• LA ROSE ET LE PAPILLON............Antoine Houdar de La Motte (1672-1731)...

    LA ROSE ET LE PAPILLON

    LA ROSE ET LE PAPILLON...............  

          Qu’est devenu cet âge où la nature
                Riait sans cesse au genre humain ;
                Cet âge d’or, dont la peinture
          Nous flatte encor ? Songe doux quoique vain.
                Mais ce n’est pas que j’en rappelle
          Les jours sereins et les tranquilles nuits.
                Que la nature fût plus belle,
    Que Flore eût plus de fleurs, Pomone plus de fruits,
          Ce n’est pas là ce qui fait mes ennuis.
                J’en regrette d’autres délices ;
          La foi naïve et la simple candeur,
                Les vertus hôtesses du cœur,
                L’ignorance même des vices.
          Oui, ce fut là son plus rare trésor,
    Les discours n’étaient point des embûches dressées ;
                Les paroles et les pensées
                N’étaient point en divorce encor.
                Quoi ! Ces gens étaient-ils des hommes,
                Demanderait-on volontiers ?
                Tant on les trouve singuliers
                Et tout autres que nous ne sommes !
                Oui, c’en était.

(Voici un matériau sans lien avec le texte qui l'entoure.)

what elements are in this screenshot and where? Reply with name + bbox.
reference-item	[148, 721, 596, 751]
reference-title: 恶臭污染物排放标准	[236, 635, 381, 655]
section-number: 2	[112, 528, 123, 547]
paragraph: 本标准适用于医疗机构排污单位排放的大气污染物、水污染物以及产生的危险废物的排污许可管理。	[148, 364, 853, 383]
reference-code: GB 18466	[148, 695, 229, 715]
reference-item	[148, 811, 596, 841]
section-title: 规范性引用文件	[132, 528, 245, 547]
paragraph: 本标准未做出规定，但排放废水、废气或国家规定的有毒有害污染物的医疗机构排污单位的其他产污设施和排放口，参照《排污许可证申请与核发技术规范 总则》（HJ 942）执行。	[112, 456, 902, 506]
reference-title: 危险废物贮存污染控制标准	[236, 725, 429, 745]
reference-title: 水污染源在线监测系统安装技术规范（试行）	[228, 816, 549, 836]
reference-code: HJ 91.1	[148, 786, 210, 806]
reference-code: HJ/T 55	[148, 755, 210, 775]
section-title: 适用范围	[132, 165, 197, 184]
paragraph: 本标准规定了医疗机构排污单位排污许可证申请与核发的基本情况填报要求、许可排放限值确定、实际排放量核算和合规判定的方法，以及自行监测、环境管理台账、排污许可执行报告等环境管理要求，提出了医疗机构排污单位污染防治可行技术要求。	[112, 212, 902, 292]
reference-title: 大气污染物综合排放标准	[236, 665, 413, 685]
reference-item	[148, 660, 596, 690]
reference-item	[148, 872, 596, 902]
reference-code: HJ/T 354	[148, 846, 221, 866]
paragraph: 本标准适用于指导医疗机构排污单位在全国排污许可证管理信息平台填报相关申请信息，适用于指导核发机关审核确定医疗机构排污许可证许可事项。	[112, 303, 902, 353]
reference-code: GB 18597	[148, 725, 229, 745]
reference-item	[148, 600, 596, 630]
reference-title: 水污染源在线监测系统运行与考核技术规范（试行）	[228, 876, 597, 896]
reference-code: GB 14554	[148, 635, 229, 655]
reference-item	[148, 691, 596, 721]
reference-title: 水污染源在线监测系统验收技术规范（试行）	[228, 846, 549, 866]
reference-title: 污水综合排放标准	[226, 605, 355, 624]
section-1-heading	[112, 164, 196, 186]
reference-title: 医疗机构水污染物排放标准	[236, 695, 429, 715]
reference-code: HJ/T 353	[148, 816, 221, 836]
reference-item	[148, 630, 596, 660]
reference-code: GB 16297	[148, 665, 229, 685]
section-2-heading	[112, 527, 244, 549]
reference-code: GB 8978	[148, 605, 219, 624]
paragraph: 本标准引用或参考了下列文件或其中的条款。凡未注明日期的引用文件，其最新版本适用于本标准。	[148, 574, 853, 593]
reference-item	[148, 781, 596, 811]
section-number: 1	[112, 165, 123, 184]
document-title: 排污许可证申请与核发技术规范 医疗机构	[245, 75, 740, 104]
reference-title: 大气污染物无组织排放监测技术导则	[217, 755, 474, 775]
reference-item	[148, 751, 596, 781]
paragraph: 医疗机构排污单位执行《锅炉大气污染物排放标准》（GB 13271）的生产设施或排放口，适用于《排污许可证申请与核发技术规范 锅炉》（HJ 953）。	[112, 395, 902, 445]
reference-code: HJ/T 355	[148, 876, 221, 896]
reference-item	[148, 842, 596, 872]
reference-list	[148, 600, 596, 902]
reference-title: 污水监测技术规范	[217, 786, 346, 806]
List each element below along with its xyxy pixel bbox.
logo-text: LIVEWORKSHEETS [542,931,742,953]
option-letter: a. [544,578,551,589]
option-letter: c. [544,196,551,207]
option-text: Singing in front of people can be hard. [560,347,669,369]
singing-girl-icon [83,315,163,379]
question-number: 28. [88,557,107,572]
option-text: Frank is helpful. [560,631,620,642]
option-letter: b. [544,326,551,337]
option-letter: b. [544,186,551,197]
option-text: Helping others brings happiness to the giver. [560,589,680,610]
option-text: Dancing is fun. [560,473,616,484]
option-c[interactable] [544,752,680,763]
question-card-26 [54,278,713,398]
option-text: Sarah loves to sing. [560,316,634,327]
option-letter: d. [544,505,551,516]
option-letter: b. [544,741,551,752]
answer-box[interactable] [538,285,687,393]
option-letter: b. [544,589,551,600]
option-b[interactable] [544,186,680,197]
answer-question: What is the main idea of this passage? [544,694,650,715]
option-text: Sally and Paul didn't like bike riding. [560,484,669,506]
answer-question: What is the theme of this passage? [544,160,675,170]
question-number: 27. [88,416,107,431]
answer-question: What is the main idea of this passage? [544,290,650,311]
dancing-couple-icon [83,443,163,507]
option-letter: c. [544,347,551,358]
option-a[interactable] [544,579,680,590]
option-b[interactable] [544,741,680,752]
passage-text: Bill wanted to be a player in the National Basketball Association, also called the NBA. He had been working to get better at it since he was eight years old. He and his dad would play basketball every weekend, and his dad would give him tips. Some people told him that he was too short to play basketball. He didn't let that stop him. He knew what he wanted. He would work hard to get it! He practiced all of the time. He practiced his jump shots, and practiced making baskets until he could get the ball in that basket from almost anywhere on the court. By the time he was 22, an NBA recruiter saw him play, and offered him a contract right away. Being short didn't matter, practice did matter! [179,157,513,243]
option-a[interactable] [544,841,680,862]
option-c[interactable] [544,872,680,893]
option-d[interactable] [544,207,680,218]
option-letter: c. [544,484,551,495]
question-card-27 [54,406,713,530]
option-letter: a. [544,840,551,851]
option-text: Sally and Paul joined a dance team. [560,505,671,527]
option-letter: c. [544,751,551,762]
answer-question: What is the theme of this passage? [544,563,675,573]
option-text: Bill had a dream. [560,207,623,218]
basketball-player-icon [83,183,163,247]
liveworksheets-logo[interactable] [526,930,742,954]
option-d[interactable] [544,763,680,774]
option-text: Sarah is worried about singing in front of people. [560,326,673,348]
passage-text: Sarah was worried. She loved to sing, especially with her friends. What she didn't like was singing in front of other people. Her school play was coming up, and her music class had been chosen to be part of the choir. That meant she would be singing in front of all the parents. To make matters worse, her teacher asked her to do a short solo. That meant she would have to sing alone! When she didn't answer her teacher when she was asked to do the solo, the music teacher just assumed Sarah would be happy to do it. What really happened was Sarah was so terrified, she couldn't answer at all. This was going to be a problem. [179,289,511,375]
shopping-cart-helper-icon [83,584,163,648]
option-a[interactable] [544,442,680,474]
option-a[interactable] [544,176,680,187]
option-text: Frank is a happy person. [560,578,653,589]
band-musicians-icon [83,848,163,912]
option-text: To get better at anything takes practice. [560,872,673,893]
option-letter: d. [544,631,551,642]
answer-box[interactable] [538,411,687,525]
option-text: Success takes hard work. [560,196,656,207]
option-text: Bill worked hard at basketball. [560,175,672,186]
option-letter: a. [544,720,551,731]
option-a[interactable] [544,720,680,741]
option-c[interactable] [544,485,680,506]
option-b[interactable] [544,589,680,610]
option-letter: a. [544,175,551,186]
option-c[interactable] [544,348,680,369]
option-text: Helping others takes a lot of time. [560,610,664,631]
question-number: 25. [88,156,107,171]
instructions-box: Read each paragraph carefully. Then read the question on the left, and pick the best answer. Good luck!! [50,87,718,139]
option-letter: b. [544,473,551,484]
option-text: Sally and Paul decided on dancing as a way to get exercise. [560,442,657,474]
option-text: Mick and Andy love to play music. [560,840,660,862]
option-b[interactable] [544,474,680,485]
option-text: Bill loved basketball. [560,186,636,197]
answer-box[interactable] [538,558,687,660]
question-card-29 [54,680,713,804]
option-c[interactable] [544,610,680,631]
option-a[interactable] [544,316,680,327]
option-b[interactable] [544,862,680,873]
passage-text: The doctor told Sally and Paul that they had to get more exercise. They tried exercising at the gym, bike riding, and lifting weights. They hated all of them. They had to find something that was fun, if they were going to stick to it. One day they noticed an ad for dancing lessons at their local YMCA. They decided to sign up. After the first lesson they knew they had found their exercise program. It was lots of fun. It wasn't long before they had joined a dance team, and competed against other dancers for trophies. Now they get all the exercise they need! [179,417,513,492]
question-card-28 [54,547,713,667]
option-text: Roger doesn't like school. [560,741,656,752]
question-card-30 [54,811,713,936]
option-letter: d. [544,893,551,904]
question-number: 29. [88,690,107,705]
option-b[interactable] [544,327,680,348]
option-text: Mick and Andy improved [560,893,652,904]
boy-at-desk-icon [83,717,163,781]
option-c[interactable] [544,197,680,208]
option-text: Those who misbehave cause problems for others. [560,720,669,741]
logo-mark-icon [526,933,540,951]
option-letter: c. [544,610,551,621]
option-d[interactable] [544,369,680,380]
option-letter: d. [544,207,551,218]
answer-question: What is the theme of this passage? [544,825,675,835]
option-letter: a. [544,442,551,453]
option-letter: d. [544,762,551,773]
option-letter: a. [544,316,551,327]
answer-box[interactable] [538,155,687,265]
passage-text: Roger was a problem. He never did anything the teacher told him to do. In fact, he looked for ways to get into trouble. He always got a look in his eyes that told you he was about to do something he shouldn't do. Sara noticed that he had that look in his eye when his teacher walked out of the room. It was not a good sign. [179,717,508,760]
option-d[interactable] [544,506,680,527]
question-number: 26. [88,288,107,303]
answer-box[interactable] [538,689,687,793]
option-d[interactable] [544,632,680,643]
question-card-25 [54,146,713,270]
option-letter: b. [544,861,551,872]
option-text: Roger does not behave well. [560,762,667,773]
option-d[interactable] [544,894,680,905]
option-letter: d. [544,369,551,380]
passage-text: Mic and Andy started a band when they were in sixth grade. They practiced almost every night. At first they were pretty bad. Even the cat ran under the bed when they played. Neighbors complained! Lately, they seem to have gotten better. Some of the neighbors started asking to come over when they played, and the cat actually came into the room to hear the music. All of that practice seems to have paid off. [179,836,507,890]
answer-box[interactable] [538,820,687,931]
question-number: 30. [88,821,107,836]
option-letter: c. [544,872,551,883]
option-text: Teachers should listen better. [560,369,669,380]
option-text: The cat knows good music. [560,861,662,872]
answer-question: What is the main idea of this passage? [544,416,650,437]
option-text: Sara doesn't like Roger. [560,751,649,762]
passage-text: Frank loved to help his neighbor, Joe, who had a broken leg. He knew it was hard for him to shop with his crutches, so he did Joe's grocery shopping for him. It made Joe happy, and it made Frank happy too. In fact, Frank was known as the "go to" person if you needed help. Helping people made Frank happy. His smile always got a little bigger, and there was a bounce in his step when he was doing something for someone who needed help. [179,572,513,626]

Ces bonnes gens
                Furent vos pères et vos mères.
                Qui croirait, messieurs leurs enfants,
                Que vous vinssiez d’aïeux sincères ?
    De mensonge aujourd’hui vous donnez des leçons ;
          Tout se viole et tout se falsifie.
    Promesses et serments passent pour des chansons :
                Sot qui les tient : fou qui s’y fie.
                À nous voir en si mauvais train,
    Ce n’est plus l’âge d’or qu’à présent je regrette.
                C’en serait trop. Je ne souhaite
                Que de revoir l’âge d’airain.
    Environ ce temps-là fleurissait ma coquette.
     
    Il était une rose en un jardin fleuri,
    Se piquant de régner entre les fleurs nouvelles.
                Papillon aux brillantes ailes,
                Digne d’être son favori,
    Au lever du soleil lui compte son martyre :
                Rose rougit et puis soupire.
    Ils n’ont pas comme nous le temps des longs délais ;
                Marché fut fait de part et d’autre.
    Je suis à vous, dit-il : moi : je suis toute vôtre ;
    Ils se jurent tous deux d’être unis à jamais.
    Le papillon content la quitte pour affaire :
                Ne revient que sur le midi.
    Quoi ! Ce feu soi-disant si vif et si sincère,
          Lui dit la rose, est déjà refroidi ?
    Un siècle s’est passé, (c’était trois ou quatre heures)
          Sans aucun soin que vous m’ayez rendu.
                Je vous ai vu dans ces demeures,
    Porter de fleurs en fleurs un amour qui m’est dû.
    Ingrat, je vous ai vu baiser la violette,
                Entre les fleurs simple grisette,
                Qu’à peine on regarde en ces lieux ;
    Toute noire qu’elle est, elle a charmé vos yeux.
    Vous avez caressé la tulipe insipide,
                La jonquille aux pâles couleurs,
          La tubéreuse aux malignes odeurs.
    Est-ce assez me trahir ? Es-tu content, perfide ?
                Le petit-maître papillon
                Répliqua sur le même ton :
    Il vous sied bien, coquette que vous êtes,
                De condamner mes petits tours ;
                Je ne fais que ce que vous faites ;
    Car j’observais aussi vos volages amours.
          Avec quel goût je vous voyais sourire
    Au souffle caressant de l’amoureux Zéphire !
                Je vous passerais celui-là :
                Mais non contente de cela,
          Je vous voyais recevoir à merveille
                Les soins empressés de l’abeille ;
    Et puis après l’abeille arrive le frelon ;
    Vous voulez plaire à tous jusques au moucheron.
                Vous ne refusez nul hommage ;
    Ils sont tous bien venus, et chacun à son tour.
     
                C’est providence de l’amour
                Que coquette trouve un volage.